Vielgesichtig

 

Schon mit seinem Debütalbum bei Erato, Anima Sacra, das barocke Kirchenmusik des 18. Jahrhunderts vorstellt, sorgte der polnische Countertenor Jakub Józef Orlinski für Aufmerksamkeit wegen seiner individuellen Stimme und der hohen Musikalität. Nun legt die Plattenfirma eine neue Platte vor mit dem Titel Facce d’amore ( 0190295423384), welche Opernarien männlicher Liebhaber dieser Epoche versammelt, darunter sieben Weltpremieren.
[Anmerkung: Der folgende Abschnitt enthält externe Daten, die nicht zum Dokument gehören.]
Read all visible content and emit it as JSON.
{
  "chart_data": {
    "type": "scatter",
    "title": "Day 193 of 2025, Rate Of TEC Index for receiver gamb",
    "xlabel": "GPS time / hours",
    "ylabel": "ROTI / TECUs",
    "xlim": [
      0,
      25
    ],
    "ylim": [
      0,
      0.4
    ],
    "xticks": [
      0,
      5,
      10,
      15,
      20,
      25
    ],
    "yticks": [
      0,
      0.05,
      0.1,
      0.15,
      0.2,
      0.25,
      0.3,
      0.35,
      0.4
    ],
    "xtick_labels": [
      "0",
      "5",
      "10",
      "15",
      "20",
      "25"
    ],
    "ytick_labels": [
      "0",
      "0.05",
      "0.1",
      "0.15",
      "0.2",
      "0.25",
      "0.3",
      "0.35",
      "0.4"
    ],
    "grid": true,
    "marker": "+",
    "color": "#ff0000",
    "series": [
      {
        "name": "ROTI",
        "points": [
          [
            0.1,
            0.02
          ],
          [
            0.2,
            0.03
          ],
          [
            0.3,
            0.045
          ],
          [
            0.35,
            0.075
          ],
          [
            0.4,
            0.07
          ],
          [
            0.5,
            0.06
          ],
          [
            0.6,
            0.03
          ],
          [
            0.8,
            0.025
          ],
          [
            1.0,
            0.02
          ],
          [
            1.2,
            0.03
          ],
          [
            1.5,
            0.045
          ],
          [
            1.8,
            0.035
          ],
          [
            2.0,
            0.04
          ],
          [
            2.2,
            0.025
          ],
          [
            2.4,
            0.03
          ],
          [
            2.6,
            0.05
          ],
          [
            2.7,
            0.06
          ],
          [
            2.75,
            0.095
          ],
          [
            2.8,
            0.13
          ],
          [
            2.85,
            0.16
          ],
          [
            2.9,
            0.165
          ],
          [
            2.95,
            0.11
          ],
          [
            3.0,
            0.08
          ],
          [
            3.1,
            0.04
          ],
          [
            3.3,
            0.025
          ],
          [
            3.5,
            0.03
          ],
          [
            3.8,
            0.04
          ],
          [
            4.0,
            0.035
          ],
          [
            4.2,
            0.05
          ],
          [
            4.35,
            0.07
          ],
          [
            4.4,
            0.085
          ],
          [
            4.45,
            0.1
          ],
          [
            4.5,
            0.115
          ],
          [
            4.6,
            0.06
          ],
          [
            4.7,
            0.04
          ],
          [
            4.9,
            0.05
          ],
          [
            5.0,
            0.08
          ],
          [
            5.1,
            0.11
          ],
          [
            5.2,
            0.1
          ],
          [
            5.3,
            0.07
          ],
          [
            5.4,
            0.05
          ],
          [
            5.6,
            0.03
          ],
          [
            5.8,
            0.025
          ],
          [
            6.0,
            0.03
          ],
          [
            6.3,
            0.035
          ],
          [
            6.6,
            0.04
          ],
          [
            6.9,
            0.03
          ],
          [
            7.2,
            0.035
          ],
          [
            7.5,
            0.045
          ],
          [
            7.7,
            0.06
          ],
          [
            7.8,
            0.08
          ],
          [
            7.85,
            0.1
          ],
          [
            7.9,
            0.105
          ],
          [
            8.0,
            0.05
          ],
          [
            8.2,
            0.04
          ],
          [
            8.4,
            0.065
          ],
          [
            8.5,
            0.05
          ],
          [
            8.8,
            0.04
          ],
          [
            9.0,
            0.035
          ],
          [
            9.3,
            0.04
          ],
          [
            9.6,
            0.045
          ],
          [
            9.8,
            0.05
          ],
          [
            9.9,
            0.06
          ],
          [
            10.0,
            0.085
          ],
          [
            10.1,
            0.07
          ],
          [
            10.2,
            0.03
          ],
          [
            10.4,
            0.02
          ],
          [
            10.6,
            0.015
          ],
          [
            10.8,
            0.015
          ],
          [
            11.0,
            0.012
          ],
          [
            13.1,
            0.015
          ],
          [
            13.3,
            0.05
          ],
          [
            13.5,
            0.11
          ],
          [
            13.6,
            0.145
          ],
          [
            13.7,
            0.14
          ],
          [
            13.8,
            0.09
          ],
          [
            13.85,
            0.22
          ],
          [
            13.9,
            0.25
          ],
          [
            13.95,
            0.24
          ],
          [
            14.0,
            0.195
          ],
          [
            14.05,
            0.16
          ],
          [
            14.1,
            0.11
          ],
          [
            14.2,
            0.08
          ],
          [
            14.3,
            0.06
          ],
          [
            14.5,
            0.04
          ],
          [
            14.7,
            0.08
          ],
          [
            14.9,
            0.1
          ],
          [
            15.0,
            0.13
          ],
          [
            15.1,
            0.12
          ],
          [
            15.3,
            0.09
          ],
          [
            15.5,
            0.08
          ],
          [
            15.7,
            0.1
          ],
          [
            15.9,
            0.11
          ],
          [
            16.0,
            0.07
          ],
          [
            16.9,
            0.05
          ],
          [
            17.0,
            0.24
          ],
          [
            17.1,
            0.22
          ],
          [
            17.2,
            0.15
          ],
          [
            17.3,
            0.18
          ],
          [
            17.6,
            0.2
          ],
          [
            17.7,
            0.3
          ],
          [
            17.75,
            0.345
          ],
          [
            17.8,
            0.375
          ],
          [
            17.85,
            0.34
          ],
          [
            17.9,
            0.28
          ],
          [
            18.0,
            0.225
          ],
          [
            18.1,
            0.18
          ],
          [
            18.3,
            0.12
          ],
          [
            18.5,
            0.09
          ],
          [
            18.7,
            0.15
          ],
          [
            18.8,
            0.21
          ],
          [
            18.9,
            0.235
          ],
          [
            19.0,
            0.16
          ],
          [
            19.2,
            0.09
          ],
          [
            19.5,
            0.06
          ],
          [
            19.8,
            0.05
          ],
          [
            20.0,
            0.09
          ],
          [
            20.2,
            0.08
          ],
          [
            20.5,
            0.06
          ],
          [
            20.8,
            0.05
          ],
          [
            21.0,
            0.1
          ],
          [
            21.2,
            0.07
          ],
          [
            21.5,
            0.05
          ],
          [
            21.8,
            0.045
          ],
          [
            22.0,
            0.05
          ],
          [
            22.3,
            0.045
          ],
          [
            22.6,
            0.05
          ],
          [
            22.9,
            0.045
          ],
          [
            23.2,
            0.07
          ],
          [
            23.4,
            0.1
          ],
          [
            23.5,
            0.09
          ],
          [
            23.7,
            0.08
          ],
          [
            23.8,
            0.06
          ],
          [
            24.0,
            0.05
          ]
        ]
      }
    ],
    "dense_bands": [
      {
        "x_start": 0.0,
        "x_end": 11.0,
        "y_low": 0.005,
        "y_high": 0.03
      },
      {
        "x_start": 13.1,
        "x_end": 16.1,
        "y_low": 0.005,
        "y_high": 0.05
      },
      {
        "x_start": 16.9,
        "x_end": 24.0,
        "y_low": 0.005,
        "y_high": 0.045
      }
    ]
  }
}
Die Auswahl bietet ein breites Spektrum an Emotionen – Liebe, Zorn, Enttäuschung Eifersucht, Wahnsinn… Sie beginnt mit einer Szene aus Francesco Cavallis La Calisto („Lucidissima face“), in welcher der Solist seine weiche, klangschöne Stimme wirkungsvoll ausstellen kann. Nachfolger dieses Komponisten sind Giovanni Antonio Boretti und Giovanni Bononcini. Vom ersteren hört man aus Eliogabalo die Arie „Chi scherza con Amor“, die in ihrer koketten Munterkeit einen schönen Kontrast zum Auftakt darstellt, und zwei Szenen aus Claudio Cesare – die nachdenklich-getragene Arie „Crudo Amor“ und die Sinfonia. Hier hat das in der Barockwelt renommierte Ensemble Il Pomo d’Oro unter seinem Leiter Maxim Emelyanychev, das den Solisten inspirierend begleitet, Gelegenheit, als Orchester zu glänzen – wie später auch in der filigranen Sinfonia aus Bononcinis La nemica d’Amore fatta amante und dem rhythmisch auftrumpfenden Ballo dei bagatelli von Nicola Matteis. Heroischer Aplomb bestimmt die Arie „Fra gl’assalti di Cupido“ aus Alessandro Scarlattis Pirro e Demetrio. Mit zwei Ausschnitten aus seinem Scipione il giovane ist Luca Antonio Predieri vertreten – „Dovrian quest’occhi piangere“ in lieblich-wiegendem Melos und „Finche salve è l’amor suo“ in sanft kosendem Duktus. Reizvoll im Spiel mit den Registern der Stimme gibt sich „Che m’ami ti prego“ aus dem Nerone von Johann Mattheson, der 1723 in Hamburg zur Premiere kam. Kämpferisch ertönt „Odio, vendetta, amore“ aus Don Chisciotte in Sierra Morena von Francesco Bartolomeo Conti und gibt dem Solisten zudem Gelegenheit für energische und bravouröse Koloraturpassagen.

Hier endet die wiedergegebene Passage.